Leader’s Race has begun but the weather has been working against them. Here’s how the Tall Ships Challenge team have been making the most of their experience.
Day 9: Slow going.
The site of all these amazing square riggers is something I will never forget. It has been great fun, but sadly the wind has been non existent.
I was fortunate enough to be helming Leader across the start line of the race, which was incredibly cool. Sadly the wind didn’t pick up through the rest of the day. We are still sailing, just really slowly.
Jo, Cool Watch
Day 10: Waves likes skyscrapers.
My day started at 12.00 due to the rotation of the watch as my shift was between 12.00 and 16.00. We came up on deck with a plate of fresh food: Feta cheese, tuna sandwiches, crackers, and fruit.
At this point of the day the sea was fairly calm, with a little wind. About an hour in the wind began to increase so we brought down the topsail, which went well as there were many of us around to help get it down.
As our watch was about to finish Katie brought up an amazing ginger cake, baked by the wonderful Anne. After I inhaled the cake I scurried down to my bunk for some shut eye, which was impossible due to the squeezing and rocking of the boat.
I was awakened suddenly, practically falling out of my bunk, as Leader was heading through a near gale seven. I stumbled in to the galley to find a drenched Colin saying: “Give me a camera those waves are serious.” I grabbed my camera, headed-up on deck and it was seriously scary, stomach tensing stuff. Waves and splashed were covering the deck and everyone up there. Stupidly I wasn’t wearing any oilskins so, thanks to a reminder from Colin, I headed back down below and was delighted to see some food: stew and dumplings, moulded by Ben. This warmed me up nicely and went down a treat. Sadly the same couldn’t be said for Ben’s which ended up on the floor as a big wave tilted the boat to port.
I changed in to my wet weather gear and headed back up on deck, where I became part of the “super crew” to reef the main sail (this was very hard!). The wind picked up, with waves like skyscrapers, covering the deck like an ice rink. We were pulling on ropes until our hands were raw. After about 10 to 15 minutes of reefing the sail, is again the turn of Ice Watch to take over, working 11pm to 2am.
I took the helm and then the night sky dropped. The mist picked up and the waves were still humongous. on the deck, and in the sea, were little phosphorescence glowing blue. It was like stars in the sea and on the floor.
We were moving at six knots. For the last 30 minutes of the watch it chucked it down and there were massive flashes of lightning across the sky. It was very cold and this extreme weather showed us how tough we all were.

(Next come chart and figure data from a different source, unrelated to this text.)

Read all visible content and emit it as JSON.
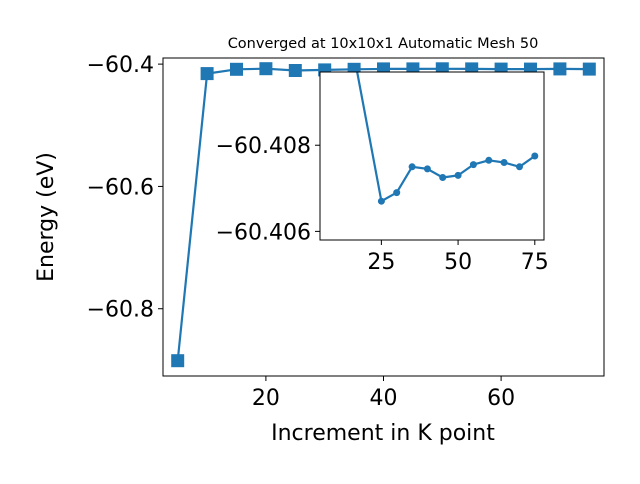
{
  "chart_data": [
    {
      "type": "line",
      "title": "Converged at 10x10x1 Automatic Mesh 50",
      "xlabel": "Increment in K point",
      "ylabel": "Energy (eV)",
      "xlim": [
        2.5,
        77.5
      ],
      "ylim": [
        -60.91,
        -60.39
      ],
      "xticks": [
        20,
        40,
        60
      ],
      "yticks": [
        -60.4,
        -60.6,
        -60.8
      ],
      "ytick_labels": [
        "−60.4",
        "−60.6",
        "−60.8"
      ],
      "grid": false,
      "marker": "square",
      "color": "#1f77b4",
      "series": [
        {
          "x": [
            5,
            10,
            15,
            20,
            25,
            30,
            35,
            40,
            45,
            50,
            55,
            60,
            65,
            70,
            75
          ],
          "values": [
            -60.885,
            -60.4155,
            -60.4085,
            -60.4075,
            -60.4105,
            -60.4095,
            -60.4085,
            -60.4078,
            -60.4078,
            -60.4076,
            -60.4078,
            -60.4081,
            -60.4081,
            -60.4078,
            -60.4081
          ]
        }
      ]
    },
    {
      "type": "line",
      "inset": true,
      "xlim": [
        5,
        78
      ],
      "ylim": [
        -60.4058,
        -60.4097
      ],
      "yaxis_inverted": true,
      "xticks": [
        25,
        50,
        75
      ],
      "yticks": [
        -60.408,
        -60.406
      ],
      "ytick_labels": [
        "−60.408",
        "−60.406"
      ],
      "grid": false,
      "marker": "circle",
      "color": "#1f77b4",
      "series": [
        {
          "x": [
            15,
            25,
            30,
            35,
            40,
            45,
            50,
            55,
            60,
            65,
            70,
            75
          ],
          "values": [
            -60.4105,
            -60.4067,
            -60.4069,
            -60.4075,
            -60.40745,
            -60.40725,
            -60.4073,
            -60.40755,
            -60.40765,
            -60.4076,
            -60.4075,
            -60.40775
          ]
        }
      ]
    }
  ]
}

Stan asked: “What would you normally be doing on a week night?” I said: “Be in bed.”
Reece, Ice Watch
Day 11: It’s not the winning that counts, it’s the taking part.
After a stormy night, the weather today was amazing with glorious sunshine and light winds. Sadly, after some mathematical calculations the light winds meant we were left with little option but to turn the engine on motor some of the way back to get back in to port on time. It was a similar story for several of the other vessels, the wind was working against us and the distance to cover was too large.
Fear not, our spirits remained high and an amazing tiramisu helped boost morale even more.